A new subprogramme for the development of oilseed production in Russia might give the domestic feed industry a real boost. This was stated in an open letter from the Russian Union of Feed Producers (RUFP) and a number of other industry associations, which was sent to the Russian President Vladimir Putin.
According to representatives of RUFP, Russia is currently suffering from a lack of oilseeds. As a result, the share of grains used in feed formulation is still very high (70%). Adopting a subprogramme for the development of oilseeds should therefore help in reducing this share to about 30-35%. RUFP wants to boost the volume of oilseed meal production from the current 4.5 million tonnes per year to 15 million tonnes per year. This gives feed formulators room to increase the use of oilseeds in the diets of pigs and cattle from 10% to 30%, and from 2-5% to 15-18% in poultry feed diets. Producing more domestic volumes of oilseeds means that prices can be more competitive compared to imported palm oil, which will profit both the feed and food industries.
Over the last years, Russia has increased its imported volume of palm oil. According to data from the Russian State Statistical Service, 889,000 tonnes were imported in 2015. This was an increase of 25.8% compared to 2014. In 2016 growth continues, and in the period January-May, Russia has imported 365,000 tonnes of palm oil, which is an increase of 21.8% compared to the previous year. As a result, palm oil makes up 80% of the total Russian import of all types of fat-and-oil products. At the end of 2015, the Russian State Duma proposed to fully ban the use of palm oil in the Russian food and feed industries, as well as a ban on the use of GMO crops. This led to a big discussion and the proposal was refused by the authorities. Viktor Semenov, Chairman of Agribusiness Committee at the Russian Chamber of Commerce explains: “Palm oil is putting pressure on the animal feed industry in the country. We are too dependent on imports of this crop and it also puts pressure on our export status. This situation is very disturbing.”

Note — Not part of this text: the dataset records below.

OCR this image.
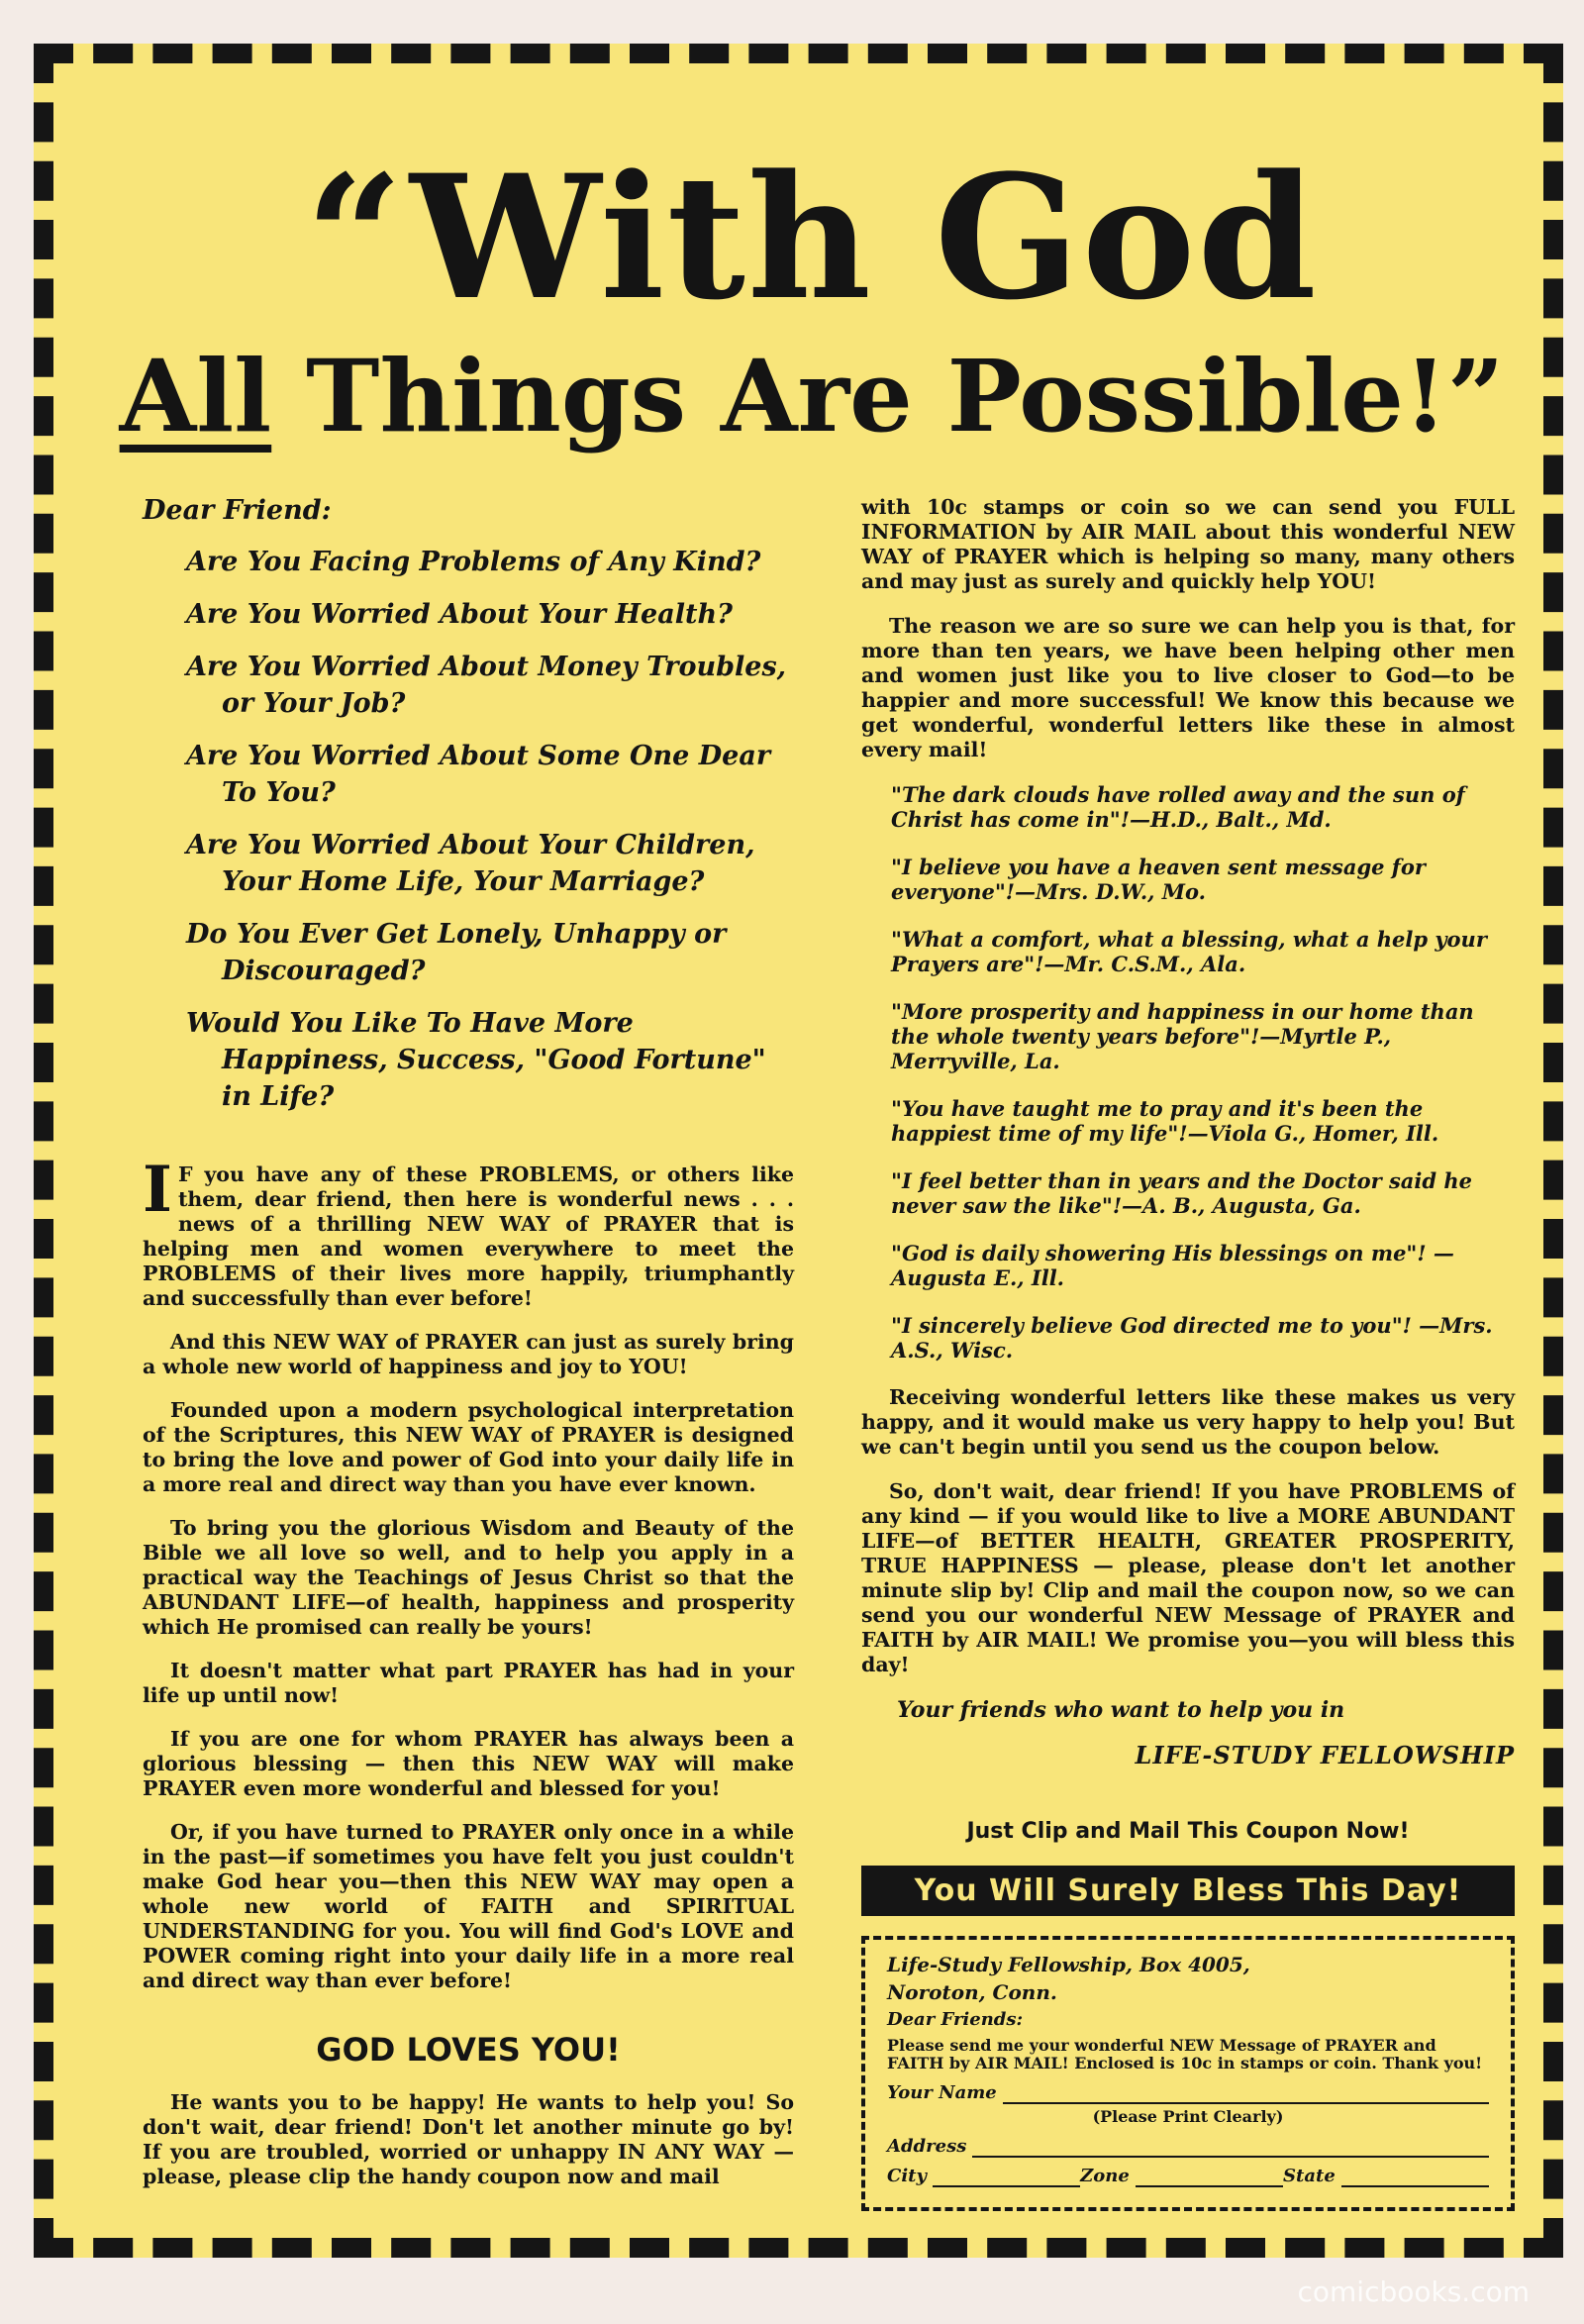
“With God
All Things Are Possible!”

Dear Friend:

Are You Facing Problems of Any Kind?
Are You Worried About Your Health?
Are You Worried About Money Troubles, or Your Job?
Are You Worried About Some One Dear To You?
Are You Worried About Your Children, Your Home Life, Your Marriage?
Do You Ever Get Lonely, Unhappy or Discouraged?
Would You Like To Have More Happiness, Success, "Good Fortune" in Life?

I F you have any of these PROBLEMS, or others like them, dear friend, then here is wonderful news . . . news of a thrilling NEW WAY of PRAYER that is helping men and women everywhere to meet the PROBLEMS of their lives more happily, triumphantly and successfully than ever before!

And this NEW WAY of PRAYER can just as surely bring a whole new world of happiness and joy to YOU!

Founded upon a modern psychological interpretation of the Scriptures, this NEW WAY of PRAYER is designed to bring the love and power of God into your daily life in a more real and direct way than you have ever known.

To bring you the glorious Wisdom and Beauty of the Bible we all love so well, and to help you apply in a practical way the Teachings of Jesus Christ so that the ABUNDANT LIFE—of health, happiness and prosperity which He promised can really be yours!

It doesn't matter what part PRAYER has had in your life up until now!

If you are one for whom PRAYER has always been a glorious blessing — then this NEW WAY will make PRAYER even more wonderful and blessed for you!

Or, if you have turned to PRAYER only once in a while in the past—if sometimes you have felt you just couldn't make God hear you—then this NEW WAY may open a whole new world of FAITH and SPIRITUAL UNDERSTANDING for you. You will find God's LOVE and POWER coming right into your daily life in a more real and direct way than ever before!

GOD LOVES YOU!

He wants you to be happy! He wants to help you! So don't wait, dear friend! Don't let another minute go by! If you are troubled, worried or unhappy IN ANY WAY —please, please clip the handy coupon now and mail

with 10c stamps or coin so we can send you FULL INFORMATION by AIR MAIL about this wonderful NEW WAY of PRAYER which is helping so many, many others and may just as surely and quickly help YOU!

The reason we are so sure we can help you is that, for more than ten years, we have been helping other men and women just like you to live closer to God—to be happier and more successful! We know this because we get wonderful, wonderful letters like these in almost every mail!

"The dark clouds have rolled away and the sun of Christ has come in"!—H.D., Balt., Md.

"I believe you have a heaven sent message for everyone"!—Mrs. D.W., Mo.

"What a comfort, what a blessing, what a help your Prayers are"!—Mr. C.S.M., Ala.

"More prosperity and happiness in our home than the whole twenty years before"!—Myrtle P., Merryville, La.

"You have taught me to pray and it's been the happiest time of my life"!—Viola G., Homer, Ill.

"I feel better than in years and the Doctor said he never saw the like"!—A. B., Augusta, Ga.

"God is daily showering His blessings on me"! —Augusta E., Ill.

"I sincerely believe God directed me to you"! —Mrs. A.S., Wisc.

Receiving wonderful letters like these makes us very happy, and it would make us very happy to help you! But we can't begin until you send us the coupon below.

So, don't wait, dear friend! If you have PROBLEMS of any kind — if you would like to live a MORE ABUNDANT LIFE—of BETTER HEALTH, GREATER PROSPERITY, TRUE HAPPINESS — please, please don't let another minute slip by! Clip and mail the coupon now, so we can send you our wonderful NEW Message of PRAYER and FAITH by AIR MAIL! We promise you—you will bless this day!

Your friends who want to help you in

LIFE-STUDY FELLOWSHIP

Just Clip and Mail This Coupon Now!

You Will Surely Bless This Day!
Life-Study Fellowship, Box 4005,
Noroton, Conn.
Dear Friends:
Please send me your wonderful NEW Message of PRAYER and FAITH by AIR MAIL! Enclosed is 10c in stamps or coin. Thank you!
Your Name
(Please Print Clearly)
Address
City	Zone	State
comicbooks.com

Yuri Morozov, member of the board on Agro-Industrial Complex at the Council of Federation, claims that these high volumes of palm oil imports are not needed. “Our country has a lot of potential to grow oilseed crops. According to conservative estimates, we have about 20 million hectares of unused arable land and according to Federal Agency for Scientific Organizations this land can be used for the cultivation of oilseeds, which will ensure the production of oilcakes and meals with qualities comparable to soybean cakes and meals,” he said. This land can also be used to grow non-conventional oilseed species, including camelina, rapeseed and mustard.
Russian feed industry associations are now actively trying to convince the Chambers of the Russian Parliament to sign some sort of bill, which will improve profitability of oilseed production in the country. The commitment of the Russian government on this topic will profit feed manufacturers as they can use more domestic raw materials as ingredients for livestock feed. According to information from RUFP, Russia is producing:
Despite high domestic demand, the Russian feed industry only consumes 70% of all oilseeds, as the rest is exported. This is because after the devaluation of the Russian rouble in 2014, export became much more attractive. According to the President of RUFP, Valery Afanasiev, the Russian demand for feed production will rise from the current 25 million tonnes to nearly 30 million tonnes in 2020 and 40 million tonnes by 2025. According to his estimations, it is the feed industry’s goal to decrease the share of grain in the diets by 6-10%.
According to RUFP estimations, a reduction of the share of grain in feed should also lead to improvement of feed conversion ratios (FCR). For instance, in 1985, in Soviet Union feed conversion was 2.5 kg feed per 1 kg of live weight gain of poultry. In 2015 it was already 1.3 kg of feed per 1 kg of live weight. It is expected that by 2025, this should amount to 1:1. According to Afanasiev, the only way to achieve this is by optimising the diet formulation. Next to the shift to local oilseed products, this also means that they should use more corn. At the moment, nearly 70% of all feed grain in Russia is wheat. The shortage of corn for the Russian feed industry is about 12 – 15 million tonnes. According to the letter sent to the Russian president, the investment in growing more oilseeds can also improve feeding technologies, improve agriculture in Russia and hence improve the export possibilities. The Russian government is preparing a strategy to support the agricultural industry for the period of 2017-2025 and it is likely that oilseed production will be included as a priority. This will also mean that there will be money available for development.